Nel Centro di permanenza per il rimpatrio (Cpr) di Gradisca d’Isonzo cinque persone sono risultate positive al Covid-19. Sono tutte asintomatiche e rappresentano circa il 10% dei trattenuti. «Quattro sono attualmente in quarantena nel centro stesso, mentre il quinto è stato preso in carico dalle autorità sanitarie del luogo di residenza», ha scritto in una nota il Garante nazionale dei detenuti. Appresa la notizia, nella tarda serata di venerdì i reclusi hanno protestato chiedendo di essere liberati. Sono stati incendiati dei materassi. «Una struttura come il Cpr viaggia perennemente sul filo del rasoio ed è chiaro che la notizia della positività di alcune persone ha generato disagio e nervosismo», afferma Giovanna Corbatto, Garante comunale delle persone private della libertà. Sempre a Gradisca, un mese fa era stato rilevato il primo caso ufficiale di coronavirus in un Cpr. La Garante ribadisce la richiesta alle istituzioni centrali di maggiore attenzione rispetto a uscite e ingressi nella struttura.

SU COME IL VIRUS sia entrato nel centro si possono solo fare ipotesi, per ora. I cinque positivi erano dentro da oltre due mesi. Una pista è quella del personale, che ha contatti con l’esterno. Gli operatori dell’ente gestore sono stati sottoposti a tampone e si attendono i risultati. Per accertare se anche il personale di polizia ha fatto il test, Corbatto ha chiesto ufficialmente un riscontro al Questore. Un’altra pista riguarderebbe prestazioni sanitarie ricevute nei giorni scorsi da due reclusi in un ospedale della zona. A parte eccezioni, le prestazioni che non possono essere svolte in loco si realizzano nell’ospedale di Gorizia, dove la situazione è relativamente sotto controllo. Il 24 aprile il vicegovernatore della Regione con delega alla Salute Riccardo Riccardi ha parlato di due casi di Covid-19 in neurologia e due tra gli infermieri. Cinque i pazienti in terapia intensiva.

UNA PROTESTA si è svolta venerdì anche nel Cpr di Ponte Galeria. All’origine il cibo scarso e una detenzione percepita come ingiusta, soprattutto ai tempi del Covid-19 che genera maggiori rischi di contagio per chi si trova in luoghi dove è difficile osservare il distanziamento. «Alla protesta, hanno risposto le botte della polizia. Due reclusi malmenati. Uno di loro, oggi, è di nuovo in infermeria per il forte dolore successivo alle botte», scrive la rete lasciatecientrare, che ha ricevuto video e foto visionati dal manifesto. Nei giorni scorsi nella struttura c’erano stati episodi di autolesionismo da parte di due uomini a cui è stato prolungato il trattenimento per altri 30 giorni.

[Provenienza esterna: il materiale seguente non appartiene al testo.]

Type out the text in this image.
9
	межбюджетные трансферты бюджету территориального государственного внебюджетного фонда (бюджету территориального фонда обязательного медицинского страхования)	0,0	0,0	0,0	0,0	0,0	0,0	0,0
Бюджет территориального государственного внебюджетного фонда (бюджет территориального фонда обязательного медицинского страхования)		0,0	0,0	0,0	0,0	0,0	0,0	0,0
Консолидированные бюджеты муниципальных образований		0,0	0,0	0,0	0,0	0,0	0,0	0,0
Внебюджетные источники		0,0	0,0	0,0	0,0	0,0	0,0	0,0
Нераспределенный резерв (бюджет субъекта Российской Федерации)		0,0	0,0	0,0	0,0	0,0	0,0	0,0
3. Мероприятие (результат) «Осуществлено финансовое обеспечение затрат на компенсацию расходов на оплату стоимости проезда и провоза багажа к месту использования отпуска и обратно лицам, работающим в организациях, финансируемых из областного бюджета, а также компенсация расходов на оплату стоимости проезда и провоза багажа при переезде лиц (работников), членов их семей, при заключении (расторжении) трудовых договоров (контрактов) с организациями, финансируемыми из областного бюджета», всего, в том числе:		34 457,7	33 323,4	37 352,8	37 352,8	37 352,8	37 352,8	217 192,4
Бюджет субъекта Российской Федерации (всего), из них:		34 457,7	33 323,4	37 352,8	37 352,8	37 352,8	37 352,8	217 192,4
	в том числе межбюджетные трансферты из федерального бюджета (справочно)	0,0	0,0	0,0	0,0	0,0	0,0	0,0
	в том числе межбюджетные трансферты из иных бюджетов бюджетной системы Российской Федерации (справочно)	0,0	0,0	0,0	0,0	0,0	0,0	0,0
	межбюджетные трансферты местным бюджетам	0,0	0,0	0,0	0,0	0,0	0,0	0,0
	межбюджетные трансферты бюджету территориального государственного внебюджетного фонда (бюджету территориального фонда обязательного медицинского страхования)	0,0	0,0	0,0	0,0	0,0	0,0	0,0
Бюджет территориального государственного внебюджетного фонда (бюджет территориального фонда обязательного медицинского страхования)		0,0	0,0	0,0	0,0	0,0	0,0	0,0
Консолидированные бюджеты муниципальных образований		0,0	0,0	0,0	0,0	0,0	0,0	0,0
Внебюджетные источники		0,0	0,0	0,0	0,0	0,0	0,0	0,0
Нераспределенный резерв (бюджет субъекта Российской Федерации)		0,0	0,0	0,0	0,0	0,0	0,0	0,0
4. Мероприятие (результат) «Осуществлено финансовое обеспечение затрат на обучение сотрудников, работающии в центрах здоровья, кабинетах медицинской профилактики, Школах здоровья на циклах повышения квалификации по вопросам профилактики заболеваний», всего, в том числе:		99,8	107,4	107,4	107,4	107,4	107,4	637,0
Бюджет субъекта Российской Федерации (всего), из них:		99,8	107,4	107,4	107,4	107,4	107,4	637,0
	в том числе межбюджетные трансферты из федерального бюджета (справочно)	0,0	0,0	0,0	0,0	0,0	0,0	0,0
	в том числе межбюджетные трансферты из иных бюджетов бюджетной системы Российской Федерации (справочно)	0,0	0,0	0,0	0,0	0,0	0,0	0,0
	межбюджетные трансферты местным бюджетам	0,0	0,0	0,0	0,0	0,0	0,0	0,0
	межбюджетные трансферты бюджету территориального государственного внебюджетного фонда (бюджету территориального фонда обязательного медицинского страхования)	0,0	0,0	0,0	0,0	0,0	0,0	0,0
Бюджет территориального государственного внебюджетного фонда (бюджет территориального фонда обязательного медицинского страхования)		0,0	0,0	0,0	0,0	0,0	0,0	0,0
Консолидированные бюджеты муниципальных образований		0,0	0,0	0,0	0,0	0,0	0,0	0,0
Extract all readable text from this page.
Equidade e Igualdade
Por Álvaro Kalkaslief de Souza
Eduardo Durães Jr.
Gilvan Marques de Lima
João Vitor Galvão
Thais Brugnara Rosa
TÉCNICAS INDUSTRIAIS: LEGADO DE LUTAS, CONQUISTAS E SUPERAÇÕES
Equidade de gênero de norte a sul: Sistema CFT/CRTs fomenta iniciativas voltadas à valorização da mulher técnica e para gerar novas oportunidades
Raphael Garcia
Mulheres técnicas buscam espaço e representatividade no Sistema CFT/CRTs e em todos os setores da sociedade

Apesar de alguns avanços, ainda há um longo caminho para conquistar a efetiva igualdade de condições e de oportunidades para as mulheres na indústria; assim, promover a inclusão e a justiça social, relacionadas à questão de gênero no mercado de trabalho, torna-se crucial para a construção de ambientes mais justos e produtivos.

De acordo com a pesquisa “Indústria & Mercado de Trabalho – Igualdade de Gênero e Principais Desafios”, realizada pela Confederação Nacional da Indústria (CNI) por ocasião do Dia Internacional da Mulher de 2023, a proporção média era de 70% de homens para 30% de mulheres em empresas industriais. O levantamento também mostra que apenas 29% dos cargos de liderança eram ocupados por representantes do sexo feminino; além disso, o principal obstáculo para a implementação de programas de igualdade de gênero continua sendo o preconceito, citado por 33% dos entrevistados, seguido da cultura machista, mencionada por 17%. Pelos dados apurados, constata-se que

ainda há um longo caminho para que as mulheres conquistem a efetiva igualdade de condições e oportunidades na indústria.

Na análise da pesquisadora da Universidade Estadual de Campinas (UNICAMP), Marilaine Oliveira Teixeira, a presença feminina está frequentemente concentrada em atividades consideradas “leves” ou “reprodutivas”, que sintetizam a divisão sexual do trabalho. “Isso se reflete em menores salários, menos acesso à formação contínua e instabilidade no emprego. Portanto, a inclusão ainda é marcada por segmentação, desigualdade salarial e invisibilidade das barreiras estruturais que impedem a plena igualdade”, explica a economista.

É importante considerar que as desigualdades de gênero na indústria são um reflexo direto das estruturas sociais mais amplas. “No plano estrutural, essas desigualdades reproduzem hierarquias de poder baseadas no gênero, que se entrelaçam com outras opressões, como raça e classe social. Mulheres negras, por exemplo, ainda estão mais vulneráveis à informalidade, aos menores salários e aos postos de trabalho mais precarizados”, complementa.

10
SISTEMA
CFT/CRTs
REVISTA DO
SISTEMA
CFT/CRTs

AL 24 APRILE erano 250 le persone trattenute nei Cpr italiani. Dall’inizio dell’epidemia si registra un trend decrescente, per la mancanza di convalida di alcuni provvedimenti di trattenimento da parte dei giudici e per il numero ridotto di ingressi disposti dalle questure (circa 32 dal 15 marzo al 17 aprile). Questi numeri sono stati resi pubblici dal Garante nazionale, che si è detto «sorpreso» per la situazione del Cpr di Caltanissetta dove sono ancora recluse due persone «nonostante sia stata comunicata al Garante la sua chiusura ormai da alcuni giorni». Il 26 marzo scorso la Commissaria per i diritti umani del Consiglio d’Europa Dunja Mijatovi si era rivolta alle autorità nazionali affermando: «Il rilascio dei migranti detenuti è l’unica misura che gli Stati membri possono adottare durante la pandemia da Covid-19 per proteggere i diritti delle persone private della libertà e più in generale quelli di richiedenti asilo e migranti».